As social workers, one must raise awareness of the number of homeless found on any given night, followed by possible solutions to assist them. It is important to note that although there is a policy that was intended to help the homeless youth, a great majority of them are still left without any form of assistance. If left alone, the homeless can continue to suffer from severe trauma and may continue to negatively impact their health more than it already may be. “Transition-aged youth experiencing homelessness constitute a particular vulnerable population with high rates of substance use, traumatic experiences, institutional experiences, mental health disorder symptoms, and HIV and sexually transmitted infection risk behaviors” (Henwood et.al., 2015). This is detrimental to their health in all aspects whether it’d be mental, physical, or emotional.
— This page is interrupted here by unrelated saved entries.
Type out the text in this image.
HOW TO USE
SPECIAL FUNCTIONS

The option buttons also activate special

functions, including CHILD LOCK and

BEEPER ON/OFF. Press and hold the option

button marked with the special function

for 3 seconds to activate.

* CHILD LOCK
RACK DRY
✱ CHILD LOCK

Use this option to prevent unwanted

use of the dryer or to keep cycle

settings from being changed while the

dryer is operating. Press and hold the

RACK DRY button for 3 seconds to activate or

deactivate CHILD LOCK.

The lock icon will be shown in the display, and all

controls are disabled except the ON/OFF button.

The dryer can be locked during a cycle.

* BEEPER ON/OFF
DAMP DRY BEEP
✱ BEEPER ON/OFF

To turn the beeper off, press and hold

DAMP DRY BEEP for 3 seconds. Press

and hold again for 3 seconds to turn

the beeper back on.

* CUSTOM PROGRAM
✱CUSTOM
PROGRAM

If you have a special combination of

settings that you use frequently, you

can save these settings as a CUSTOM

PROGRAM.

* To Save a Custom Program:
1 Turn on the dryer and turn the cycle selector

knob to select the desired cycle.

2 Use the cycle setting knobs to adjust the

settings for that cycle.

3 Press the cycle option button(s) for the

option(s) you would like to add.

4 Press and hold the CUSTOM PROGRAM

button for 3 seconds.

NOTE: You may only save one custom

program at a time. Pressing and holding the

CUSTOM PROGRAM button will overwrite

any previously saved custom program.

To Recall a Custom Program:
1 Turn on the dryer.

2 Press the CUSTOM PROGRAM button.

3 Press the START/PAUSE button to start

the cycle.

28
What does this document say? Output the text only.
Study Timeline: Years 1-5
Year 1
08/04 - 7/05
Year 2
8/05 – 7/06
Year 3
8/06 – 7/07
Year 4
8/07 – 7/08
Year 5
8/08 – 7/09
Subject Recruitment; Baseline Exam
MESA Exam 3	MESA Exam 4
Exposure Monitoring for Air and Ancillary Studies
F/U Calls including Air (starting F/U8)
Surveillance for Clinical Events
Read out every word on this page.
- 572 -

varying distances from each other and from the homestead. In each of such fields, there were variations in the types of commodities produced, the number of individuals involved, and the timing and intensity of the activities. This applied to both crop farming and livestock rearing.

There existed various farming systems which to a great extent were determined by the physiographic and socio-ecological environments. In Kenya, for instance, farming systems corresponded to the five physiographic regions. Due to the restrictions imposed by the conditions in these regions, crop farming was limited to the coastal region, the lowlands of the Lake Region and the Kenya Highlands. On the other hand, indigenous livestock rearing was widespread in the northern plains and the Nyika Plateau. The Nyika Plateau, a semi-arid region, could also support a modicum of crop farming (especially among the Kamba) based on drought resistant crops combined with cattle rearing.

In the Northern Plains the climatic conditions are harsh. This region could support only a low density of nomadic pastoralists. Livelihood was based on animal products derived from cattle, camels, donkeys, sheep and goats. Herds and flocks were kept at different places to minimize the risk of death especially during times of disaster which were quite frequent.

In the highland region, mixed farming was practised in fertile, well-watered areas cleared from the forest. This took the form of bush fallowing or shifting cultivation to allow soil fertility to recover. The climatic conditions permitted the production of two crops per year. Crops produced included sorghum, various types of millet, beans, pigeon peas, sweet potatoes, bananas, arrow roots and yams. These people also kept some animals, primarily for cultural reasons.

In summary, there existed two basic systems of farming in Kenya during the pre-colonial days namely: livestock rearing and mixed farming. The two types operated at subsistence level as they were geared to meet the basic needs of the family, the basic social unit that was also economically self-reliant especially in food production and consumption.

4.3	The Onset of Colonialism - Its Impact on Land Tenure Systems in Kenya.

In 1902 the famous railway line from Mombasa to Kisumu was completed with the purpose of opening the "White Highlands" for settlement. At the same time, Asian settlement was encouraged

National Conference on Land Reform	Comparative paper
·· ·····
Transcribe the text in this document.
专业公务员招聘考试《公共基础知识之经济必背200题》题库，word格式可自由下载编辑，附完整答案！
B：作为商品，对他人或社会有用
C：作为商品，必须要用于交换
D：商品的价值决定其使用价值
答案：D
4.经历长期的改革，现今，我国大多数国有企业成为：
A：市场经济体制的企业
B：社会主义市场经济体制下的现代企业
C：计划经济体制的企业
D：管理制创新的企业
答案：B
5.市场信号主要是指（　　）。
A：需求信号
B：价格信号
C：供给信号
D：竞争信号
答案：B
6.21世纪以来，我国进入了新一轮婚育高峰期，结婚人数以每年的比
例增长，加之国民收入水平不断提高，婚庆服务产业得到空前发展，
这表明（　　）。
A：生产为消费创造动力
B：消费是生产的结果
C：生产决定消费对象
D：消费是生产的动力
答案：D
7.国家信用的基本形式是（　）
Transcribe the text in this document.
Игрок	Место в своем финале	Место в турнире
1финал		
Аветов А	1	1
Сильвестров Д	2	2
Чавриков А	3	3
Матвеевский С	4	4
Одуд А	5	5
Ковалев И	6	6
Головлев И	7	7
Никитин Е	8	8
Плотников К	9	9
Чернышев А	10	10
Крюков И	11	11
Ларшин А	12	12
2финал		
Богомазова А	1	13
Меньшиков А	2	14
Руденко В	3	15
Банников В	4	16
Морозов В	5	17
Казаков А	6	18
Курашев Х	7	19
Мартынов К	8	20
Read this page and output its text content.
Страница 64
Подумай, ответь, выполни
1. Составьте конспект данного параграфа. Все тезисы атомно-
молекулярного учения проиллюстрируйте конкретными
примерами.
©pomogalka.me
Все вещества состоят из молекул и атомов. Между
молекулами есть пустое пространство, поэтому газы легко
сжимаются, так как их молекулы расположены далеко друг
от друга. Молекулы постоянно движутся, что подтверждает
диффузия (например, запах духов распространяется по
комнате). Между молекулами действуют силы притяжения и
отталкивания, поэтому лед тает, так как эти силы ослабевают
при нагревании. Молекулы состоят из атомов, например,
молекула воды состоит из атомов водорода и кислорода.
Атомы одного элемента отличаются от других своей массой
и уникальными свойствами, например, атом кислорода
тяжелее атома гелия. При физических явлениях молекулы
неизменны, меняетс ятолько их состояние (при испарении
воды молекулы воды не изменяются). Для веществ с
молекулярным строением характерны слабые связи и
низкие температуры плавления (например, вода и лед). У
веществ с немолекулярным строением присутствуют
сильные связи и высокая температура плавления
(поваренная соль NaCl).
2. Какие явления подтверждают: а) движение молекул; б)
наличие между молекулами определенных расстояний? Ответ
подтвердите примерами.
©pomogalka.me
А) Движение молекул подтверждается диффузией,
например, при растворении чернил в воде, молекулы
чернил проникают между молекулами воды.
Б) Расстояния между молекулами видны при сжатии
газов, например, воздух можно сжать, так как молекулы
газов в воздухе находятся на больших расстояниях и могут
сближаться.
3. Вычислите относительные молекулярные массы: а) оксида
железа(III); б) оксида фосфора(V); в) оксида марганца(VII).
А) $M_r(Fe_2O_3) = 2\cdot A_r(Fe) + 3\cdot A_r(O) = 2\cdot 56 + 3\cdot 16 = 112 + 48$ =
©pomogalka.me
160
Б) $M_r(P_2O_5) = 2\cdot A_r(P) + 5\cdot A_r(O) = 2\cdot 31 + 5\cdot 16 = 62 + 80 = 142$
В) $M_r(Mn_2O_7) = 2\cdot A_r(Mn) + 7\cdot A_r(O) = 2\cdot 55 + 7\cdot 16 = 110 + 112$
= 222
It is essential that social workers advocate for this vulnerable population and assist them in attaining a promising future. These youths need someone they can rely on and confide in and someone who is ultimately truly concerned and willing to help and understand the situation in which they are in. Policymakers should also focus on creating more drop-in centers to serve as safe spaces where the youths can turn to and trust to support them with their daily needs and essentials. After all, social workers must “pursue social change, particularly with and on behalf of vulnerable and oppressed individuals and groups of people” (NASW Code of Ethics).